Il resto, come si suol dire, è storia; ma una storia spesso travisata: dalla firma per Nuclear Blast, probabile naturale conseguenza di un’agognata volontà di esprimere liberamente la propria arte senza le limitazioni organizzative e le incomprensioni che avevano contraddistinto la collaborazione con la mai nata Det Sorte Taarn Records, ad un “Nexus Polaris” le cui fantastiche bizzarrie tubolari, in minima parte già germoglianti nell’effettistica più sperimentale in seno ad “In Times Before The Light”, rappresenteranno alcuni degli apici compositivi della coppia di Bergen, doverosamente spartiti con il tandem di fama Arcturus in SverdHellhammer e con quell’Astennu che, nello stesso anno, avrebbe debuttato sul “Godless Savage Garden” dei Dimmu Borgir.
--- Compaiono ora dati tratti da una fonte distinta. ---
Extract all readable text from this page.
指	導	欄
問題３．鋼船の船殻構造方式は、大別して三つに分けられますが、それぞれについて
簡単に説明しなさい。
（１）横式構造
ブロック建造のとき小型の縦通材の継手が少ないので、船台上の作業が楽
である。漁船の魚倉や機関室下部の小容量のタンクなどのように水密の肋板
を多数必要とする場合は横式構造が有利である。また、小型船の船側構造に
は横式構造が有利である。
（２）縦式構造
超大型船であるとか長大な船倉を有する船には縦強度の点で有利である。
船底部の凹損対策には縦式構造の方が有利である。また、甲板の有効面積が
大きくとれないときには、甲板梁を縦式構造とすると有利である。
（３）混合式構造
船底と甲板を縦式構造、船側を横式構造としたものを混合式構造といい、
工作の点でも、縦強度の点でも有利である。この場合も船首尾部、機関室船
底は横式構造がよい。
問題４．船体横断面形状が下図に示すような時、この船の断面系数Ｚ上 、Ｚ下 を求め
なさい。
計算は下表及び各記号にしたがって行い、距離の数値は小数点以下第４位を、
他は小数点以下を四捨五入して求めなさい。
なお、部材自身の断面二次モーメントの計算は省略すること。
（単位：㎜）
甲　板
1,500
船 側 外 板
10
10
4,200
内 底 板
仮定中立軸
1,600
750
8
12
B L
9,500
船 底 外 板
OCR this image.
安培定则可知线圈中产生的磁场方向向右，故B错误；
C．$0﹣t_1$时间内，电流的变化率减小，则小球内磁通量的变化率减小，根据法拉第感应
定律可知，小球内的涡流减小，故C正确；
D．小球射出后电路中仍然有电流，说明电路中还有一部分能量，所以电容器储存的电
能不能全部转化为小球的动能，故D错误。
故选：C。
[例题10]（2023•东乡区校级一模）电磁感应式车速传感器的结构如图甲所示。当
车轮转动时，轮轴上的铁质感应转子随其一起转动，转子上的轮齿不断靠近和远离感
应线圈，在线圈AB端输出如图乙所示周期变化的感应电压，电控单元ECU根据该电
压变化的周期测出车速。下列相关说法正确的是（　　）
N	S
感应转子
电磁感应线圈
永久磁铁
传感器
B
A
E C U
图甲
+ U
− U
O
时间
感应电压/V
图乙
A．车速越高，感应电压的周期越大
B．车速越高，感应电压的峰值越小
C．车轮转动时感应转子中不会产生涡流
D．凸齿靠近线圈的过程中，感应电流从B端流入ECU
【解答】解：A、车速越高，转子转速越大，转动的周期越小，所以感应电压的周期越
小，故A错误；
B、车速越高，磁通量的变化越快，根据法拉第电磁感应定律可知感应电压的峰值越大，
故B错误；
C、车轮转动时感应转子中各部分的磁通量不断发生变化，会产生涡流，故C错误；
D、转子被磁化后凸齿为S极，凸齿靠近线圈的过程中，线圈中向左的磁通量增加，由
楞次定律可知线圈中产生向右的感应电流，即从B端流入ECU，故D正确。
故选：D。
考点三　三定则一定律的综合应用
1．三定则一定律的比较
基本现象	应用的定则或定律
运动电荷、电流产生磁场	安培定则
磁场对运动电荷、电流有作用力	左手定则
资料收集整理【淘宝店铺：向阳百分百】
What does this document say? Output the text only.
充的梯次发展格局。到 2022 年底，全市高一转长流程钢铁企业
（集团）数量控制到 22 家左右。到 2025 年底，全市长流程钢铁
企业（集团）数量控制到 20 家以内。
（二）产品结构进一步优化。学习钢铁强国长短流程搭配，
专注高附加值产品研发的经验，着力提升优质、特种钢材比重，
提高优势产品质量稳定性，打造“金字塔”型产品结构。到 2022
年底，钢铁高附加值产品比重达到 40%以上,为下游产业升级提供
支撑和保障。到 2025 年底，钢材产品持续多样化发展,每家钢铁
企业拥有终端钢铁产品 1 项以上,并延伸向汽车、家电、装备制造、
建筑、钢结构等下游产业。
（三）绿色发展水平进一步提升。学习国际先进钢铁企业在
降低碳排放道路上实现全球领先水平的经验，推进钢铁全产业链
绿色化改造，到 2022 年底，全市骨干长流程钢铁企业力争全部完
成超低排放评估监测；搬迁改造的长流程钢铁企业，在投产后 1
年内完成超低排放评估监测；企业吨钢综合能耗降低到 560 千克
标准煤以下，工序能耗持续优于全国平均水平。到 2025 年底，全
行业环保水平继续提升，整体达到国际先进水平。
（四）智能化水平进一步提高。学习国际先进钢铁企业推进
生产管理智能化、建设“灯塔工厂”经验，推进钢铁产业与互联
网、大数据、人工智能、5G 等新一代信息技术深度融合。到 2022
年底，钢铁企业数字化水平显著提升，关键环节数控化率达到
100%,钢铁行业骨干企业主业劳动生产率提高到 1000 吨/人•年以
Il primo album dei Covenant paga quindi l’infame ed ingiusto prezzo di una band che non ha mai smesso di far parlare di sé e che raggiunse negli anni successivi una più ampia platea di appassionati – e detrattori; subisce difatti il contraccolpo delle pretese sfacciate di genialità che le sue due menti portarono avanti e di ristampe successive che, fin dalle copertine, non rendevano merito a ciò che realmente e in tutta genuinità volevano rappresentare i suoi ideatori nel 1997. Perché se il genio è forse più facilmente e doverosamente rintracciabile in altri lidi, “In Times Before The Light” rimarrà per sempre l’incorrotto e splendente lascito di un’epoca forse mai realmente esistita, un compendio di visioni da un perduto mondo d’ombra, ricco di mistero ed oscuri orizzonti dall’aura soprannaturale.